On Monday night, Italy became the first country to enter a nationwide lockdown, placing its 60 million citizens under unprecedented restrictions including travel bans, school closures and the prohibition of public events.
Italy is the most-affected country outside of China so far, with more than 9,000 coronavirus cases and approaching 500 deaths.
There’s little doubt that when done properly, quarantine is an effective way of preventing the spread of a virus.
Experts agree there is also little doubt that despite what might feel like draconian curbs on human rights, putting an entire nation into lockdown is defensible in international law.
The bigger question facing Western democracies right now is one of civil obedience: How long will citizens tolerate being curtailed in the name of public health?
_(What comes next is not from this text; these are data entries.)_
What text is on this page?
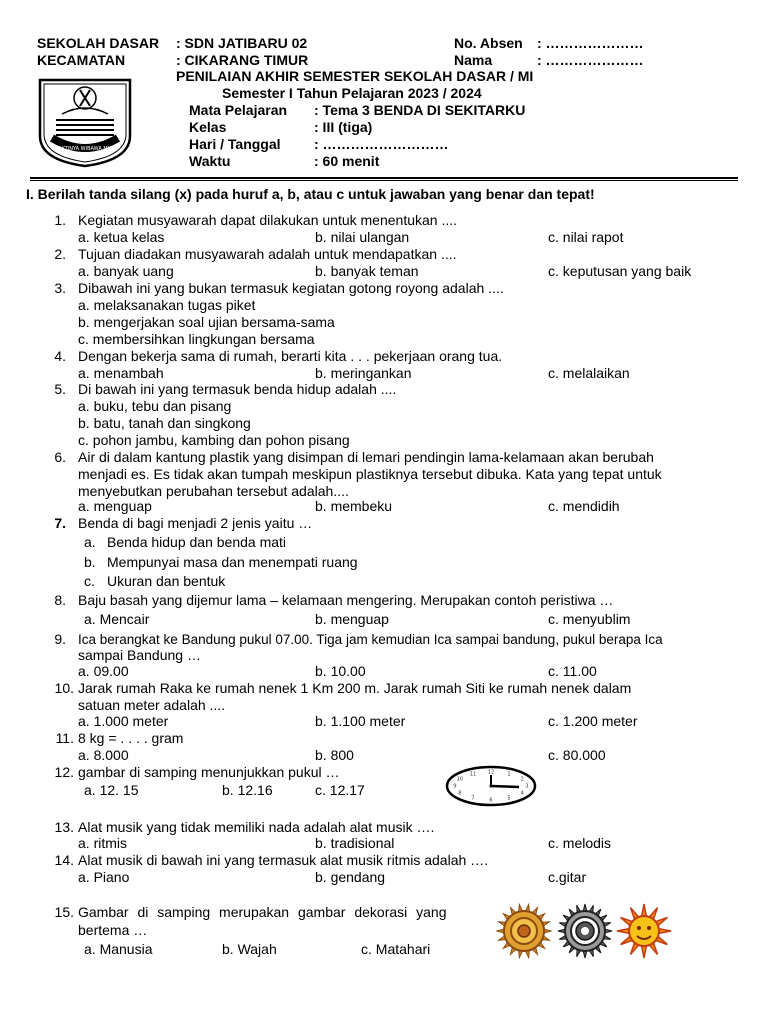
SEKOLAH DASAR : SDN JATIBARU 02
KECAMATAN	: CIKARANG TIMUR
No. Absen : …………………
Nama	: …………………
PENILAIAN AKHIR SEMESTER SEKOLAH DASAR / MI
Semester I Tahun Pelajaran 2023 / 2024
Mata Pelajaran : Tema 3 BENDA DI SEKITARKU
Kelas	: III (tiga)
Hari / Tanggal : ………………………
Waktu	: 60 menit
BHAKTINYA WIBAWA MUKTI
I. Berilah tanda silang (x) pada huruf a, b, atau c untuk jawaban yang benar dan tepat!
1. Kegiatan musyawarah dapat dilakukan untuk menentukan ....
a. ketua kelas	b. nilai ulangan	c. nilai rapot
2. Tujuan diadakan musyawarah adalah untuk mendapatkan ....
a. banyak uang	b. banyak teman	c. keputusan yang baik
3. Dibawah ini yang bukan termasuk kegiatan gotong royong adalah ....
a. melaksanakan tugas piket
b. mengerjakan soal ujian bersama-sama
c. membersihkan lingkungan bersama
4. Dengan bekerja sama di rumah, berarti kita . . . pekerjaan orang tua.
a. menambah	b. meringankan	c. melalaikan
5. Di bawah ini yang termasuk benda hidup adalah ....
a. buku, tebu dan pisang
b. batu, tanah dan singkong
c. pohon jambu, kambing dan pohon pisang
6. Air di dalam kantung plastik yang disimpan di lemari pendingin lama-kelamaan akan berubah
menjadi es. Es tidak akan tumpah meskipun plastiknya tersebut dibuka. Kata yang tepat untuk
menyebutkan perubahan tersebut adalah....
a. menguap	b. membeku	c. mendidih
7. Benda di bagi menjadi 2 jenis yaitu …
a. Benda hidup dan benda mati
b. Mempunyai masa dan menempati ruang
c. Ukuran dan bentuk
8. Baju basah yang dijemur lama – kelamaan mengering. Merupakan contoh peristiwa …
a. Mencair	b. menguap	c. menyublim
9. Ica berangkat ke Bandung pukul 07.00. Tiga jam kemudian Ica sampai bandung, pukul berapa Ica
sampai Bandung …
a. 09.00	b. 10.00	c. 11.00
10. Jarak rumah Raka ke rumah nenek 1 Km 200 m. Jarak rumah Siti ke rumah nenek dalam
satuan meter adalah ....
a. 1.000 meter	b. 1.100 meter	c. 1.200 meter
11. 8 kg = . . . . gram
a. 8.000	b. 800	c. 80.000
12. gambar di samping menunjukkan pukul …
a. 12. 15	b. 12.16	c. 12.17
12	1
2
3
4
5
6
7
8
9
10
11
13. Alat musik yang tidak memiliki nada adalah alat musik ….
a. ritmis	b. tradisional	c. melodis
14. Alat musik di bawah ini yang termasuk alat musik ritmis adalah ….
a. Piano	b. gendang	c.gitar
15. Gambar di samping merupakan gambar dekorasi yang
bertema …
a. Manusia	b. Wajah	c. Matahari
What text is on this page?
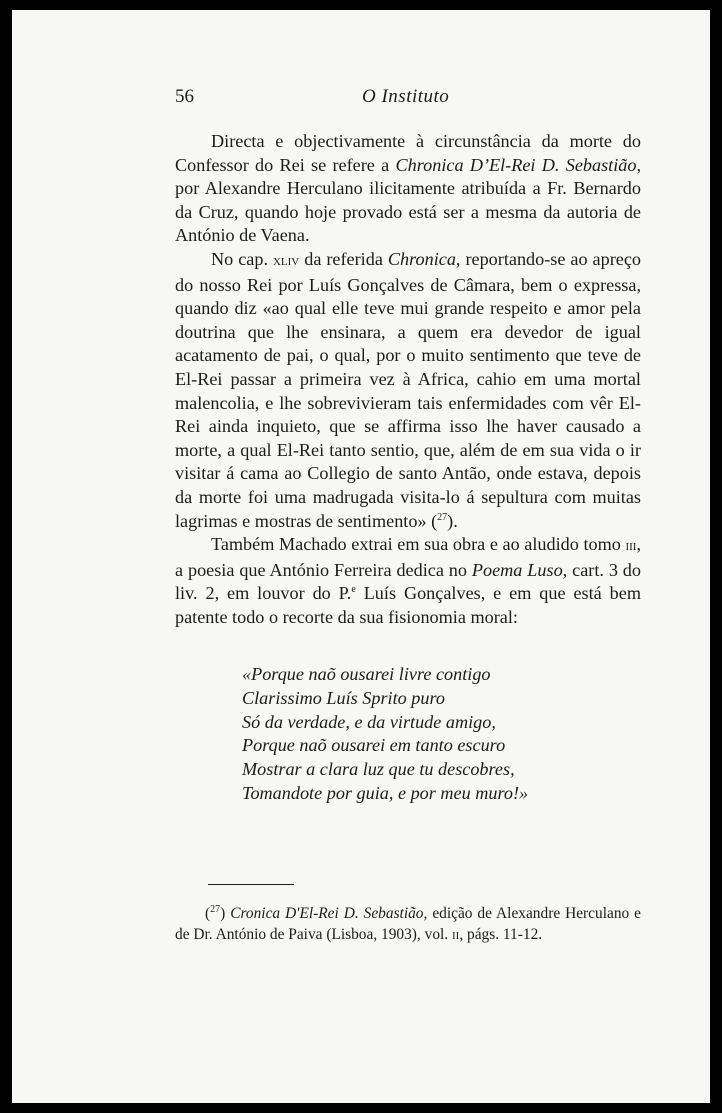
56	O Instituto

Directa e objectivamente à circunstância da morte do Confessor do Rei se refere a Chronica D’El-Rei D. Sebastião, por Alexandre Herculano ilicitamente atribuída a Fr. Bernardo da Cruz, quando hoje provado está ser a mesma da autoria de António de Vaena.

No cap. xliv da referida Chronica, reportando-se ao apreço do nosso Rei por Luís Gonçalves de Câmara, bem o expressa, quando diz «ao qual elle teve mui grande respeito e amor pela doutrina que lhe ensinara, a quem era devedor de igual acatamento de pai, o qual, por o muito sentimento que teve de El-Rei passar a primeira vez à Africa, cahio em uma mortal malencolia, e lhe sobrevivieram tais enfermidades com vêr El-Rei ainda inquieto, que se affirma isso lhe haver causado a morte, a qual El-Rei tanto sentio, que, além de em sua vida o ir visitar á cama ao Collegio de santo Antão, onde estava, depois da morte foi uma madrugada visita-lo á sepultura com muitas lagrimas e mostras de sentimento» ($^{27}$).

Também Machado extrai em sua obra e ao aludido tomo iii, a poesia que António Ferreira dedica no Poema Luso, cart. 3 do liv. 2, em louvor do P.$^e$ Luís Gonçalves, e em que está bem patente todo o recorte da sua fisionomia moral:

«Porque naõ ousarei livre contigo
Clarissimo Luís Sprito puro
Só da verdade, e da virtude amigo,
Porque naõ ousarei em tanto escuro
Mostrar a clara luz que tu descobres,
Tomandote por guia, e por meu muro!»
($^{27}$) Cronica D'El-Rei D. Sebastião, edição de Alexandre Herculano e de Dr. António de Paiva (Lisboa, 1903), vol. ii, págs. 11-12.
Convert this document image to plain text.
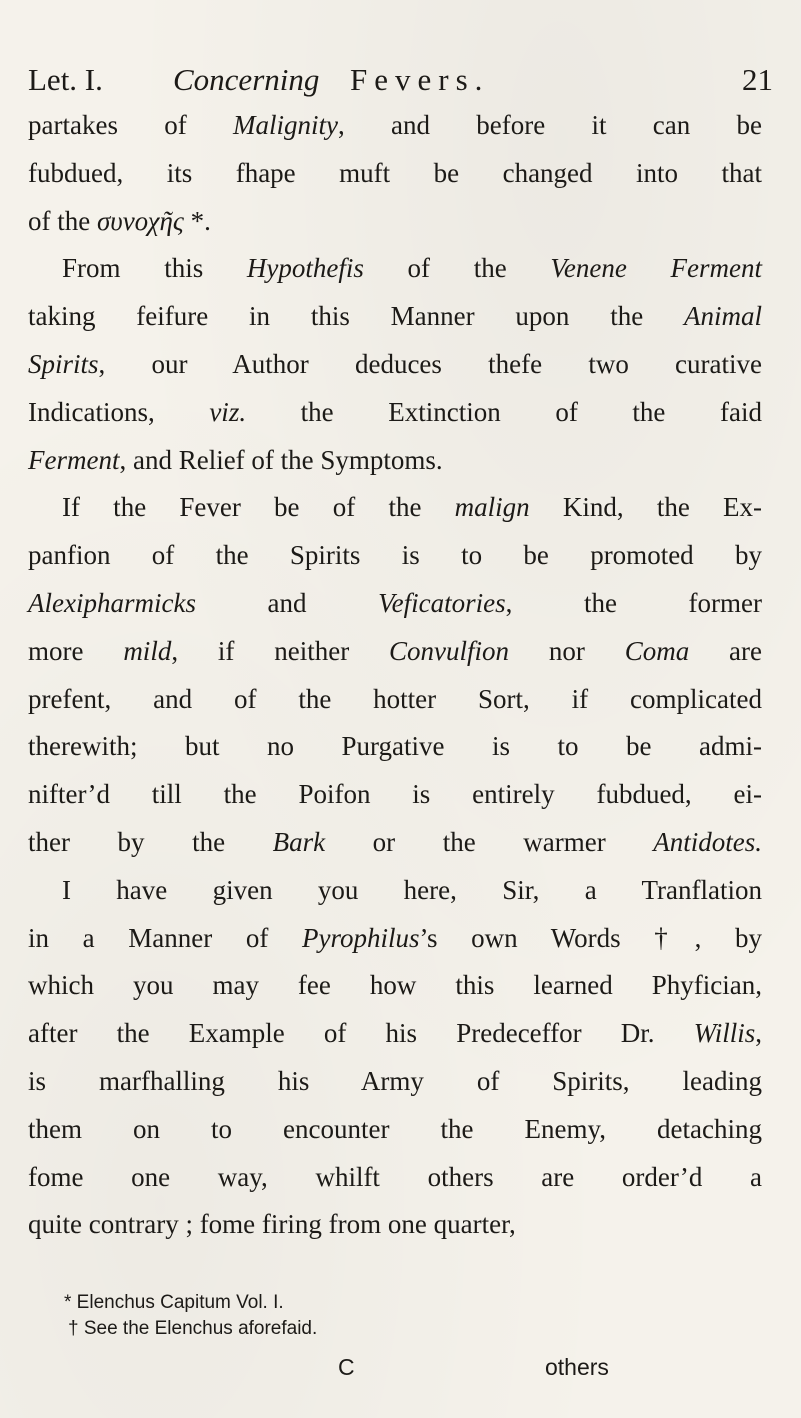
Let. I. Concerning Fevers.	21
partakes of Malignity, and before it can be
fubdued, its fhape muft be changed into that
of the συνοχῆς *.
From this Hypothefis of the Venene Ferment
taking feifure in this Manner upon the Animal
Spirits, our Author deduces thefe two curative
Indications, viz. the Extinction of the faid
Ferment, and Relief of the Symptoms.
If the Fever be of the malign Kind, the Ex-
panfion of the Spirits is to be promoted by
Alexipharmicks and Veficatories, the former
more mild, if neither Convulfion nor Coma are
prefent, and of the hotter Sort, if complicated
therewith; but no Purgative is to be admi-
nifter’d till the Poifon is entirely fubdued, ei-
ther by the Bark or the warmer Antidotes.
I have given you here, Sir, a Tranflation
in a Manner of Pyrophilus’s own Words †, by
which you may fee how this learned Phyfician,
after the Example of his Predeceffor Dr. Willis,
is marfhalling his Army of Spirits, leading
them on to encounter the Enemy, detaching
fome one way, whilft others are order’d a
quite contrary ; fome firing from one quarter,
* Elenchus Capitum Vol. I.
† See the Elenchus aforefaid.
C	others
And how far will Western governments go to ensure that citizens obey the rules?
“If you enforce a quarantine utterly stringently, you can stop a virus escaping from an area,” says Simon Clarke, associate professor in microbiology at the UK’s University of Reading. “A really good way of slowing down transmission is to lock it in an area.”
Which is all well and good, until you consider how difficult it is for governments to restrict people.
“You can’t stop people wanting to travel, and that has been the case for thousands of years,” says Clarke. “In exactly the same way that sailing goods around the world allowed bubonic plague into the UK, allowing people to fly around the world allows them to spread diseases.”